Dr. Bradley Sanville, a pulmonary and critical care physician in UC Davis Health’s Department of Internal Medicine, who helped establish the Post-COVID-19 Clinic, explained post-COVID-19’s complicated nature and the need for personalized treatment. 

“Post-COVID Syndrome is a pretty widely-varied potential symptomatology that patients can have,” Sanville said. “[It ranges] from a singular symptom to a compilation of symptoms that doesn’t have a necessarily clearly well-defined singular cause to it.”

According to Aimee Kizziar, a respiratory therapist and supervisor for the Pulmonary Rehabilitation Program, post-COVID-19’s varied symptoms can also impact a patient’s life in many ways. 

“It is worrisome because post-COVID conditions are associated with a spectrum of physical, social, and psychological consequences, as well as functional limitations that can present substantial challenges to patient wellness and quality of life,” Kizziar said via email. 

The array of symptoms that these patients face often includes some sort of respiratory distress, which is commonly identified by exercise intolerance and shortness of breath, according to Sanville. This leads to many referrals of patients to the Pulmonary Rehabilitation Program at UC Davis Health.

According to two UC Davis respiratory therapists and coordinators for the Pulmonary Rehabilitation Program, Mallorie Mullendore and Veronica Encarnacion, the program has been treating patients referred from the Post-COVID-19 Clinic for nearly two years. 

“The UC Davis Pulmonary Rehabilitation Program is an AACVPR [American Association of Cardiovascular and Pulmonary Rehabilitation] accredited program that assist[s] patients with lung conditions through education, exercise, motivation and support,” Encarnacion and Mullendore said via email. “Our first Post COVID referral was in January 2021. We have continued to see a rise in Post COVID referrals. We have learned to be innovative and adaptive to everyone[‘s] needs to best assist their progression.”

The program is eight weeks long and includes both in-person treatment sessions and virtual education sessions, according to Encarnacion and Mullendore.

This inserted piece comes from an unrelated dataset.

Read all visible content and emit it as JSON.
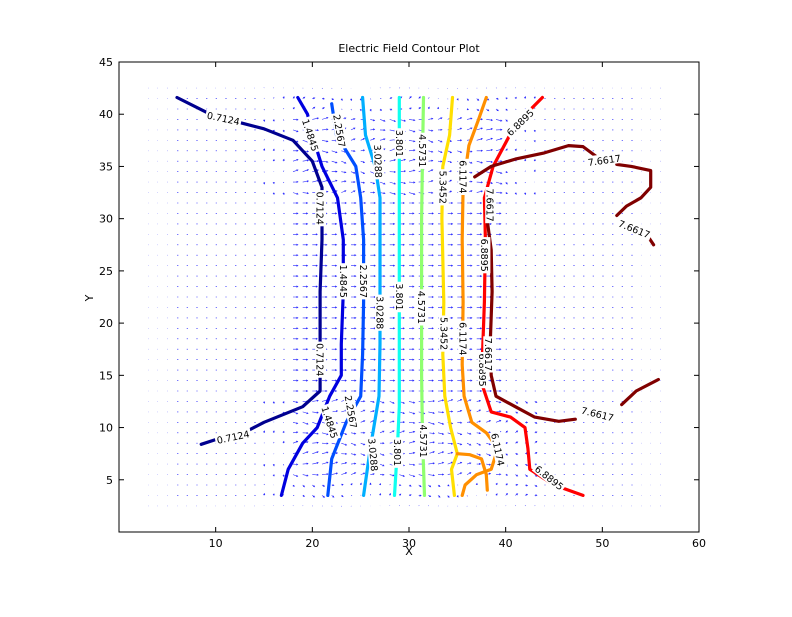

So far, patients have generally responded well and have seen improvements in their post-COVID-19 condition. 

 “Even though we’ve struggled to define exactly what is causing these symptoms for these patients, they do seem to get better when you put them in a supervised and very defined, graded exercise program,” Sanville said. 

The Pulmonary Rehabilitation Program at UC Davis Health has become a crucial provider of treatment for these patients, and it is likely going to continue in this way as the Post-COVID-19 Clinic sees more patients with lingering symptoms. 

Additionally, the general field of respiratory therapy has been a pioneer for treatment of respiratory distress caused by COVID-19, asserting its importance within the healthcare system. 

“I feel that the demand for respiratory therapy is going to continue to remain,” Mullendore said via email. “The COVID-19 pandemic has raised awareness of the respiratory care profession, and many people both inside and outside of health care have a better understanding of the important role RTs [Respiratory Therapists] play in the nation’s health care system – inpatient and outpatient care.”